I've been building them for my own department for a while. There is one guy from logistics that does the trash who builds as well. Older guy, pretty knowledgeable. He taught me, and he gets specific bike shifts to build, but I supplement it and just build once a week for a few hours. Get maybe 10 bikes out plus what he gets done. He'll get 20 or so out per shift. We sell a LOT of bikes. Like... I think we lead our district. There's a ton of new long bike trails around our area. You can do easily find over 100 miles of trail riding if you can stand being on a bike that long, heh.
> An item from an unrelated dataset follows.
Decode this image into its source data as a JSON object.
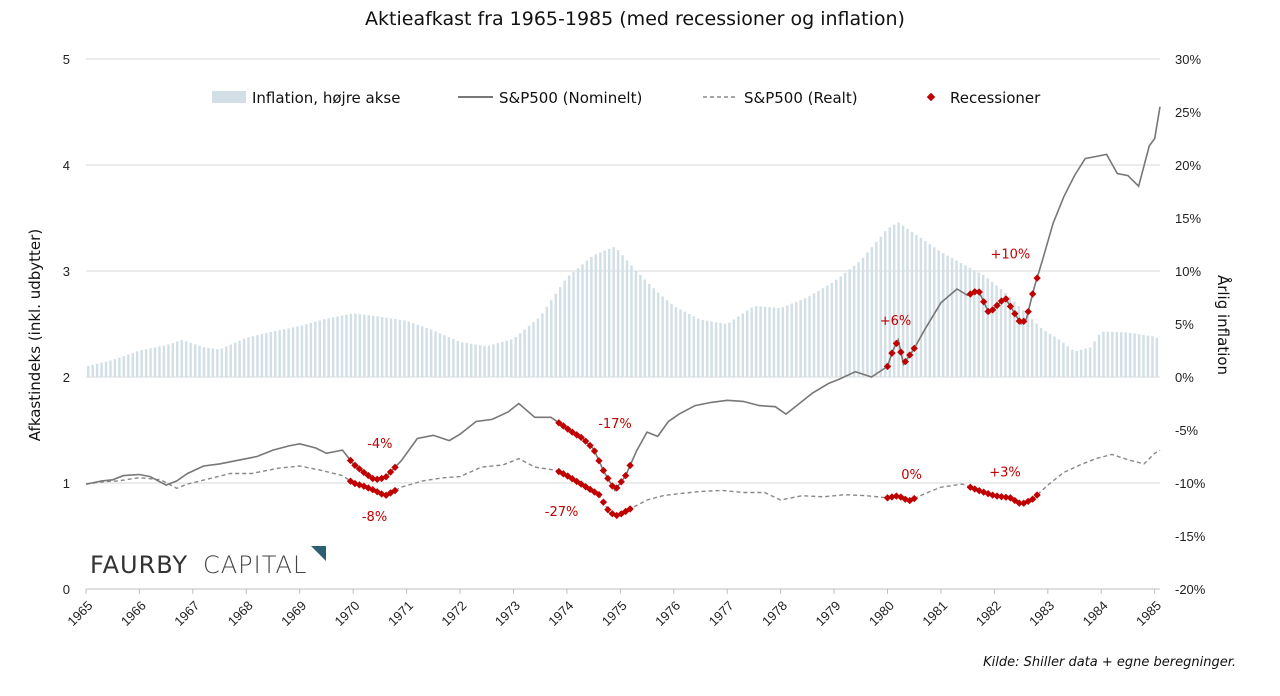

It's not too hard once you get it down, just takes common sense. Make sure things are tightened properly, not on backwards, make sure tires are over 50 psi, etc. Brakes are the only thing that's a little annoying to adjust, as almost every front brake is going to come messed up from he factory. But it just takes a bit of experience to get it done right.
The worst are those stupid orange kids Mongoose bikes with the little plates that squeeze together within the braking system. Giant pain in the ass to fix or adjust. They have two cables going to the brake. I mean.... why? Same with the little green and black Razor bikes. Terrible brakes. We don't build the things unless there's nothing else to do. It's a shitty product that's going to break and get a kid hurt. Hopefully the bad sales will reflect that and they'll pull them.... >.>
Building on the floor though? Good god no. Where the hell should we do it? I need the stand, a table for my tools, a place to put the boxes I'm tossing my trash in... it'll take too much space from a main aisle.